06 janeiro 2005

2046



Sim é deslumbrante. O amor é sempre deslumbrante. Uma mentira magnífica, como deus, a paz , a felicidade.
Os planos da filha mais velha no terraço do hotel. Os quartos de que não temos nunca uma visão de conjunto. O hotel de que conhecemos apenas o corredor espreitado à luz da noite, quando a mulher do quarto 2046 pode sair ou voltar. O sexo não é assim tão deslumbrante em 2046. Embora seja atraente a ideia de ser pago. Aliás todos os serviços, sobretudo os domésticos, deviam ser pagos, em dinheiro e não em géneros ou afectos, ou promessas.
As mulheres são magníficas em 2046. Enlouquecem suavemente por amor. Aprendem a língua do amado trânsfuga. Escrevem quando o escritor não é capaz. Morrem às mãos dos homens, nos lençóis do quarto 2046.

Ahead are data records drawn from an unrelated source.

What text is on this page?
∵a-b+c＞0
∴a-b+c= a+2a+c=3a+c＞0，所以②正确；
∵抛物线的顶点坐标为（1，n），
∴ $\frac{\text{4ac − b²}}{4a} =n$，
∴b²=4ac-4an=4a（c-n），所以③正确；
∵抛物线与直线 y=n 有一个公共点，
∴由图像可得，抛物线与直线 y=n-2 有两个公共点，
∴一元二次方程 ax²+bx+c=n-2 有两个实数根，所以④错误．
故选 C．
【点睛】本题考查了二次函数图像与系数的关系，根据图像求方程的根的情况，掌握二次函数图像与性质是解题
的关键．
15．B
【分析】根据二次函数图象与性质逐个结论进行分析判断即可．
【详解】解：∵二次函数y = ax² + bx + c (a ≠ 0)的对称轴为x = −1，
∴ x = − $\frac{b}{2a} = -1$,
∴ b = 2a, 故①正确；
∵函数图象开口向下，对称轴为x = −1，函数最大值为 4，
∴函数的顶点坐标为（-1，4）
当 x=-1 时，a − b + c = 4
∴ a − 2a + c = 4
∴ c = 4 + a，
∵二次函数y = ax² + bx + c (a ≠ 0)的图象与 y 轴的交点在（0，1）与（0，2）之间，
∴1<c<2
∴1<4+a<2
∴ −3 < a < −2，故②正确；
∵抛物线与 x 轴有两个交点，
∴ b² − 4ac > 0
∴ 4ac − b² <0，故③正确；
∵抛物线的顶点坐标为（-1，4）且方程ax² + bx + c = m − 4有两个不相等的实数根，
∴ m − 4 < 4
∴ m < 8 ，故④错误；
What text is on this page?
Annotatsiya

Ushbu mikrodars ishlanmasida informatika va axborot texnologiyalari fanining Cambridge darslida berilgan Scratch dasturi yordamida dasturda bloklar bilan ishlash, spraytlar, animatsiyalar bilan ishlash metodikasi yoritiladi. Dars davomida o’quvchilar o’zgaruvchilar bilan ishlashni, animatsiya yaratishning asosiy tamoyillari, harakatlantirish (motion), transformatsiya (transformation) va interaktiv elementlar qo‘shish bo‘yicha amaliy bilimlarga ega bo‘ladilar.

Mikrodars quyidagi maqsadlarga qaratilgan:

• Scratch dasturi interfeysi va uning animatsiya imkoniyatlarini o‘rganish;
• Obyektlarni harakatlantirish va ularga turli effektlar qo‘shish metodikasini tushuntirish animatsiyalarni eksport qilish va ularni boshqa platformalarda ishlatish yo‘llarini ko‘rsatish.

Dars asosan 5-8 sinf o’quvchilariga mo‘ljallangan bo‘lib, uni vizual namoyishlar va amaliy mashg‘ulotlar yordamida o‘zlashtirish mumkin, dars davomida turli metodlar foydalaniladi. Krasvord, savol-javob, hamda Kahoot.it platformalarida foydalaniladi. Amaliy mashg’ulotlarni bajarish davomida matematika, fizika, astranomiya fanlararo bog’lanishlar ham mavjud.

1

Não gosto do escritor, embora simpatize com o seu alter ego, o homem japonês que regressa alucinado de 2046. O escritor é um homem perigoso, que mistura nas suas histórias as mulheres reais que conheceu e diz as frases sem sentido de que o amor se alimenta: Love is a matter of time. It’s no good meeting the right person too early or too late- na versão inglesa. A pessoa certa? Lembra o Amor na Cidade. Cedo demais ou tarde demais? Que interessa o tempo quando ninguém regressa dos comboios que partem para 2046.
Não gosto de um homem que deixa à porta de um hotel a mulher que seduziu com um par de meias. Que diz que “nunca emprestou a sua pessoa”. Não há nenhum mérito em deixar voltar para Singapura uma mulher como Zyao Zhang. Homens destes merecem voltar sozinhos de 2046.